Attention throughout the state’s political elite has turned this week to ethical concerns in the wake of the John Swallow scandal. Organizations like the Alliance for a Better Utah and Utahns for Ethical Government have lead the way in drawing attention to not only allegations of criminal wrongdoing on Swallow’s part, but also to a string of alleged ethical violations.

Since that time, State Republican Chair Thomas Wright and Governor Gary Herbert have both called for ethical reforms. And three ethics bills are currently being considered in the state legislature.

Governor Herbert says he supports the creation of an ethics commission that would oversee complaints levied against state legislators as well as members of the state’s executive branch. He also favors proposals to restrict the number of hours that state officials can work outside of their state employment. Wright has expressed support for similar measures.

The cry for ethics reforms from Utah’s political establishment took more than two weeks after the Swallow scandal first broke. But just days after allegations of criminal wrongdoing emerged, the Alliance for a Better UTAH quickly drew the media’s attention to possible ethical wrongdoing by launching a bar complaint that was filed last Wednesday.

The media has also begun to turn its attention to issues of ethical reform as highlighted in a series of interviews with Better UTAH staff. Prominent coverage of the ethical aspect of Swallow’s wrongdoing appeared in the Deseret News, Salt Lake Tribune, KSL, and Telemundo.

The coverage coincides with three ethics bills that sailed through committee hearings Monday and will soon head to the floor for debate and a vote. Those bills include HB44, sponsored by Rep. Greg Hughes (R-Draper); HB38, sponsored by Rep. Kraig Powell, (R-Heber City); and HB 262, sponsored by Rep. Craig Hall (R-West Valley City).

In an effort to prevent push polling (polls designed to persuade respondents to feel a certain way about a candidate), Hughes’ bill would require pollsters to tell respondents who paid for the survey.

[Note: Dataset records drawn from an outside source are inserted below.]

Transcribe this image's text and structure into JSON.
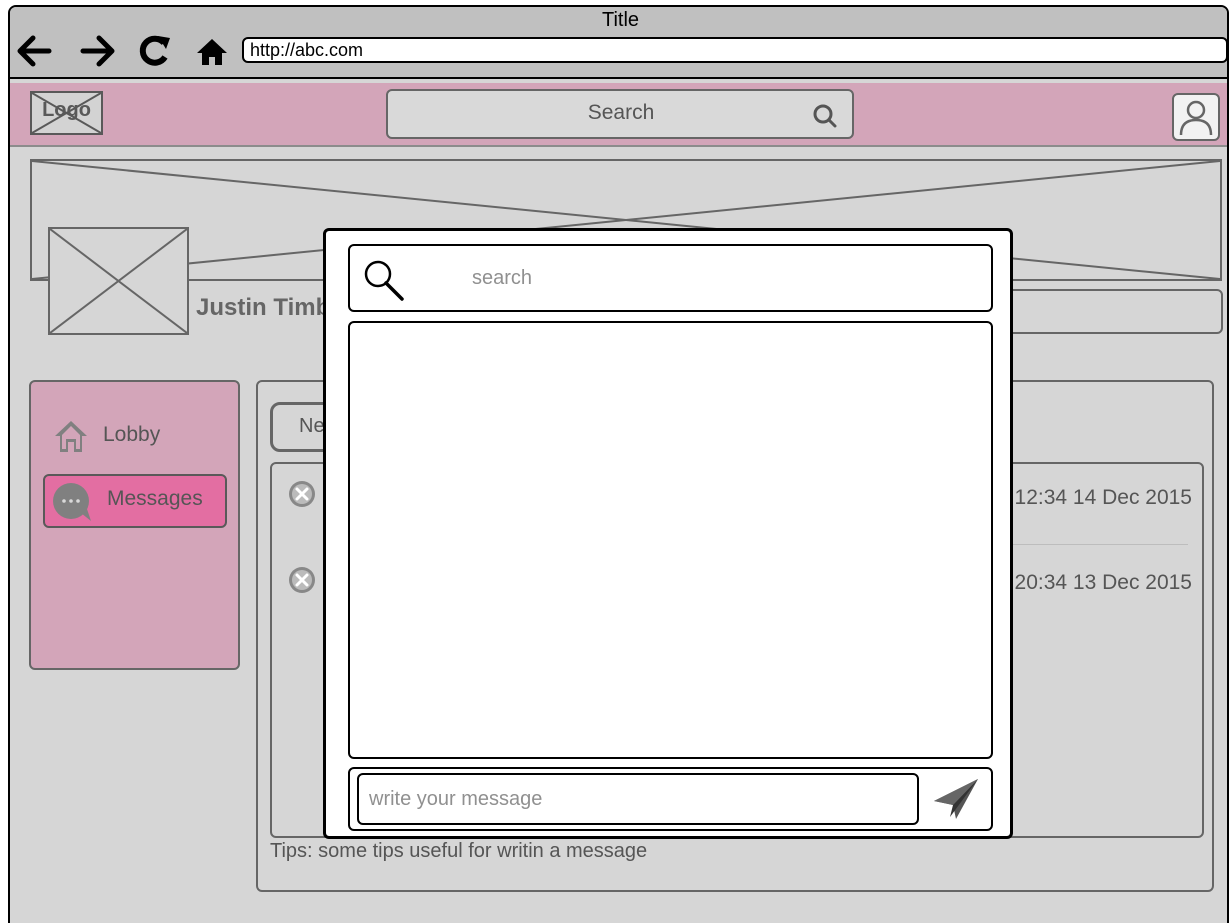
{
  "window": {
    "title": "Title"
  },
  "browser": {
    "url": "http://abc.com"
  },
  "header": {
    "logo_text": "Logo",
    "search_label": "Search"
  },
  "profile": {
    "user_name": "Justin Timberlake"
  },
  "sidebar": {
    "items": [
      {
        "label": "Lobby",
        "icon": "home-icon",
        "active": false
      },
      {
        "label": "Messages",
        "icon": "chat-bubble-icon",
        "active": true
      }
    ]
  },
  "content": {
    "new_button_label": "Ne",
    "messages": [
      {
        "time": "12:34 14 Dec 2015"
      },
      {
        "time": "20:34 13 Dec 2015"
      }
    ],
    "tips": "Tips: some tips useful for writin a message"
  },
  "modal": {
    "search_placeholder": "search",
    "compose_placeholder": "write your message"
  },
  "colors": {
    "header_bg": "#d3a5b9",
    "active_nav": "#e36ea2",
    "chrome_bg": "#c0c0c0",
    "page_bg": "#d6d6d6"
  }
}
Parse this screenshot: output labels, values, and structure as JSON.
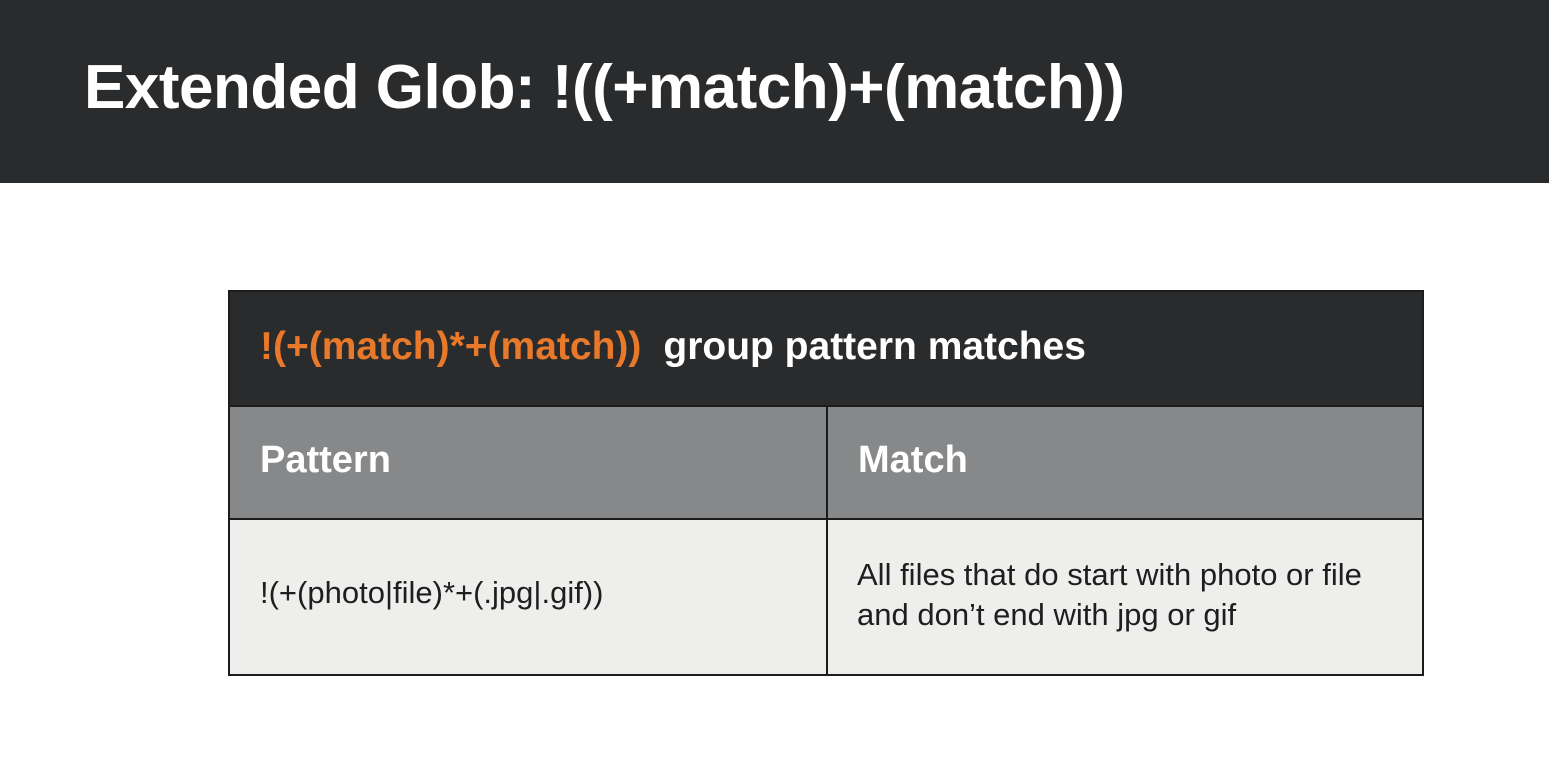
{
  "title": "Extended Glob: !((+match)+(match))",
  "table": {
    "caption_pattern": "!(+(match)*+(match))",
    "caption_label": "group pattern matches",
    "columns": [
      "Pattern",
      "Match"
    ],
    "rows": [
      {
        "pattern": "!(+(photo|file)*+(.jpg|.gif))",
        "match": "All files that do start with photo or file and don’t end with jpg or gif"
      }
    ]
  },
  "colors": {
    "header_background": "#2a2b2c",
    "accent": "#e8792a",
    "column_header_background": "#878889",
    "cell_background": "#eeeeed"
  }
}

Powell’s bill would govern what candidates can do with large, anonymous donations. Currently, there are no instructions on how to handle anonymous donations. If Powell’s bill passes, those contributions would instead be donated to charity or to government general funds.

Hall’s bill is intended to increase voter participation by preserving current statute (that would otherwise be overturned) that allows unaffiliated voters to change their party affiliation at the polls during the primary elections, allowing them to vote in the state’s otherwise closed primary system.